Wimbledon was a local government district in north-east Surrey from 1866 to 1965 covering the town of Wimbledon and its surrounding area. It was part of the London postal district and Metropolitan Police District.

==History==
Wimbledon Local Government District was formed in 1866 when the parish of Wimbledon adopted the Local Government Act 1858, forming a local board of 15 members to govern the area. The Local Government Act 1894 reconstituted the area as an urban district. The town was granted a charter of incorporation to become a municipal borough in 1905. A borough council consisting of a mayor, six aldermen and eighteen councillors replaced the urban district council. The original Wimbledon Town Hall was built on The Broadway. This was replaced by a new Town Hall on the corner of Queen's Road and Wimbledon Bridge in 1931.
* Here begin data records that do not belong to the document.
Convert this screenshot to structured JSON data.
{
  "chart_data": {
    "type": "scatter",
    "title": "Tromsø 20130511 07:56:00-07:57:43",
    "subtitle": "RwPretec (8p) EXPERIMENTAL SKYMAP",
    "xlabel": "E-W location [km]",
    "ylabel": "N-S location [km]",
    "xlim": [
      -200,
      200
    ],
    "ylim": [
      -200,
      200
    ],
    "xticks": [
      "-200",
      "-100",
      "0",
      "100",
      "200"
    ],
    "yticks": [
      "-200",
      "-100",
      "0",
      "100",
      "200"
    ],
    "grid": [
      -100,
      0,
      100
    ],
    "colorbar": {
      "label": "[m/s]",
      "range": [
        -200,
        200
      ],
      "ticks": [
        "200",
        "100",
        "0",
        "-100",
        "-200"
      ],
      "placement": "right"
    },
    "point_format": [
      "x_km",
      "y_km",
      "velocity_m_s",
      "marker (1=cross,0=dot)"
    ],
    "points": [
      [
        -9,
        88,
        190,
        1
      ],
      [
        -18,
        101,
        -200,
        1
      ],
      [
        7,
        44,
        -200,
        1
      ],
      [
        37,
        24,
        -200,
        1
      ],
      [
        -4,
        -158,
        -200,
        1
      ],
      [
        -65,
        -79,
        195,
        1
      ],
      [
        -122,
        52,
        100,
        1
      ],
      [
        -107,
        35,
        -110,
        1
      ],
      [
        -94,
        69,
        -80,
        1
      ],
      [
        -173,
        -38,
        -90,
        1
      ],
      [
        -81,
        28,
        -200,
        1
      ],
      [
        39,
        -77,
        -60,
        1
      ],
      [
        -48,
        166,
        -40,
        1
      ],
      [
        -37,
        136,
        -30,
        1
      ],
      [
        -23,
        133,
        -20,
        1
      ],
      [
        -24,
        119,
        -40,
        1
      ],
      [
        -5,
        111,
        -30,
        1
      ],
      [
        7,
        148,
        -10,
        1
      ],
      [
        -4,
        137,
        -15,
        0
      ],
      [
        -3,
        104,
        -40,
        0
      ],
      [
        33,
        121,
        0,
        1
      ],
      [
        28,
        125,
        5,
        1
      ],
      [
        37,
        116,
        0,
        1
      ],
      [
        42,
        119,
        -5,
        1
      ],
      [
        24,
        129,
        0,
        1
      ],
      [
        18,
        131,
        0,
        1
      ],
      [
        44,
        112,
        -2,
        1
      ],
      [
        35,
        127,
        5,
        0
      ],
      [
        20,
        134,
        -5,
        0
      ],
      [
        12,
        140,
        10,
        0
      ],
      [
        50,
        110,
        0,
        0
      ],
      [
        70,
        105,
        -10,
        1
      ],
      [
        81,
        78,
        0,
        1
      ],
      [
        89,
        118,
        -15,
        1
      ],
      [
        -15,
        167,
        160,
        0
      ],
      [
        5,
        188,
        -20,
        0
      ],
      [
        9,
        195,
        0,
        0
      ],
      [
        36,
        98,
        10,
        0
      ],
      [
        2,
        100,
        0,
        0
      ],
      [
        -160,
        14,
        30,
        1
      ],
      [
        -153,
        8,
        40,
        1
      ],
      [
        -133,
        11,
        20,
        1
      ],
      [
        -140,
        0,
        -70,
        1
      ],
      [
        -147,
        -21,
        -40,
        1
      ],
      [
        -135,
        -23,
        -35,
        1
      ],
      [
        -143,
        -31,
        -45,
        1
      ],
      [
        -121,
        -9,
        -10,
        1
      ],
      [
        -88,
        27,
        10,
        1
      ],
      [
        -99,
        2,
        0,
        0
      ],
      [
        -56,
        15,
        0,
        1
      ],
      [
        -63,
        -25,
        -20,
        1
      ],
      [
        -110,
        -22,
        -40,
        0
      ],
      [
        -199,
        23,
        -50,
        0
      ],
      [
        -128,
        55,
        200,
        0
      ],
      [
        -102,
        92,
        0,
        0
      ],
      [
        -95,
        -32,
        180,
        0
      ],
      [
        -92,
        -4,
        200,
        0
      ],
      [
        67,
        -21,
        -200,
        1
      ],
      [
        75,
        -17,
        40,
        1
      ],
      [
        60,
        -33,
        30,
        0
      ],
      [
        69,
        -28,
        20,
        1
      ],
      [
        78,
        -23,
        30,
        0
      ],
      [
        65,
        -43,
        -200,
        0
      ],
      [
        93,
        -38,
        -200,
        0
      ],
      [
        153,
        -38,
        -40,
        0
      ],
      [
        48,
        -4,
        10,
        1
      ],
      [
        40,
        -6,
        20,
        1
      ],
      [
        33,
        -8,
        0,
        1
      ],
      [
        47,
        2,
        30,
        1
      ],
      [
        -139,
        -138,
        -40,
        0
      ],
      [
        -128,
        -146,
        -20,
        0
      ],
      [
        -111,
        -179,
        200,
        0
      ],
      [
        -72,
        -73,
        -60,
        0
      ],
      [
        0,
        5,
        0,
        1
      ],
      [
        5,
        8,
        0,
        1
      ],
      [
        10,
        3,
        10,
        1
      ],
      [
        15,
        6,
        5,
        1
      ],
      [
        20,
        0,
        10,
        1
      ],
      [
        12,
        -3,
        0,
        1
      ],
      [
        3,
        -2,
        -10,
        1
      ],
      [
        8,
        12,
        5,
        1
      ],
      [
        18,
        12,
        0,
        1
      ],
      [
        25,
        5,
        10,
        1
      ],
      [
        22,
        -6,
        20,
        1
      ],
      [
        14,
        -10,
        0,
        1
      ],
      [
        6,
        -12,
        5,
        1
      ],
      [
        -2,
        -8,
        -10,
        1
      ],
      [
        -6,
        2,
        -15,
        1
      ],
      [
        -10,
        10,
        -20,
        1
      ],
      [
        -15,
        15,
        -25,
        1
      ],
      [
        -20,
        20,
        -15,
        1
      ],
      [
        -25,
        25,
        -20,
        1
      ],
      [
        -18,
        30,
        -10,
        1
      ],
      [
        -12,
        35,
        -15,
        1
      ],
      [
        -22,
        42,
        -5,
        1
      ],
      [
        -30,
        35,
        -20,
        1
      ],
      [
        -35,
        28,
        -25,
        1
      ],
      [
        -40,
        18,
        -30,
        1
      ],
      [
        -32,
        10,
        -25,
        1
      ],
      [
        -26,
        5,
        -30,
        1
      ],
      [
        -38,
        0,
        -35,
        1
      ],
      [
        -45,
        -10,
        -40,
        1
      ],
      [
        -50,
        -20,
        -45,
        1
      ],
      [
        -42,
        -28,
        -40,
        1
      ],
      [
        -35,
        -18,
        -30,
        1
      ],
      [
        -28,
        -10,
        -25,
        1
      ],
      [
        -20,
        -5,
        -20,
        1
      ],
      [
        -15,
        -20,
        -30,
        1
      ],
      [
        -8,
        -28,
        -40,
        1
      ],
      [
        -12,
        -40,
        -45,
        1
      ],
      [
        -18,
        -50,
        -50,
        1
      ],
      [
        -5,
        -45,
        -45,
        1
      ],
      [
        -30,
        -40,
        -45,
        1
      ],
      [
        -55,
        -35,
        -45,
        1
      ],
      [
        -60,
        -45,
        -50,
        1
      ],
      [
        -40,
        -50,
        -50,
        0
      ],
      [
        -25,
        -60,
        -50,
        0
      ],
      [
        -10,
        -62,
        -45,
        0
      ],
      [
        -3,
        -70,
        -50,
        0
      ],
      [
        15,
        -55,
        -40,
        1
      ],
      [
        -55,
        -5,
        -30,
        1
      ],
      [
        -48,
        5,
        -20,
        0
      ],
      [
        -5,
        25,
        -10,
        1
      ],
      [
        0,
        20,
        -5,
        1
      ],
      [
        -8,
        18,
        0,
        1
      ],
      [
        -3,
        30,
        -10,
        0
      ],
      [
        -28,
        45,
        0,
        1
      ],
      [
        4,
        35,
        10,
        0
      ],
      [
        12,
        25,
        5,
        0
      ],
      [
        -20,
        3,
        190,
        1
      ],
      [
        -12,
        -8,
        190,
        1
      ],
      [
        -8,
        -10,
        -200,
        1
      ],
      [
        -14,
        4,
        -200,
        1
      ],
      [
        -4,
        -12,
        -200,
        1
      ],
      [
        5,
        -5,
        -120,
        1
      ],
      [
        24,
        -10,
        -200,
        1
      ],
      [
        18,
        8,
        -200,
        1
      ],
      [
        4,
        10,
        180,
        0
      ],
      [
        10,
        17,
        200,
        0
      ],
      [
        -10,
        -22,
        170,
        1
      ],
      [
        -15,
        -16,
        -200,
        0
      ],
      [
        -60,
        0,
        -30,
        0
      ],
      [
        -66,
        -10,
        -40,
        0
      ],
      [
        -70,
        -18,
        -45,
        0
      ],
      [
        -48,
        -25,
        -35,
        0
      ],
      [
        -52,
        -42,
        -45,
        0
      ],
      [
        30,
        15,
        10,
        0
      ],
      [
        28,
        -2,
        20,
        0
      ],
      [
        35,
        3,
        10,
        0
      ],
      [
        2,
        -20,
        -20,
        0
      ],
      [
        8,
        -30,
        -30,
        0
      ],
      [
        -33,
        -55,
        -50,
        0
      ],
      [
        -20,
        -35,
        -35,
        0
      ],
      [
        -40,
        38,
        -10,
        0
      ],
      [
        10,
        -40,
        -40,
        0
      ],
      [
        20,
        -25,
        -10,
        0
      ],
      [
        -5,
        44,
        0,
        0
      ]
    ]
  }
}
The borough was granted a coat of arms in 1906. The arms incorporated heraldic elements associated with the history of the borough through the centuries. A black double-headed eagle refers to the legend that Julius Caesar once made camp on the common, a sheaf of corn is borrowed from the arms of the Cecil family and the two Cornish Choughs above the crown are taken from the arms of Thomas Cromwell. The new borough took as its motto "Sine Labe Decus" meaning: "Honour without Stain".

In 1914 Wimbledon unsuccessfully promoted a bill to become a county borough.

The borough was abolished in 1965 by the London Government Act 1963 and the area was transferred to Greater London to be combined with that the Municipal Borough of Mitcham and the Merton and Morden Urban District to form the present-day London Borough of Merton.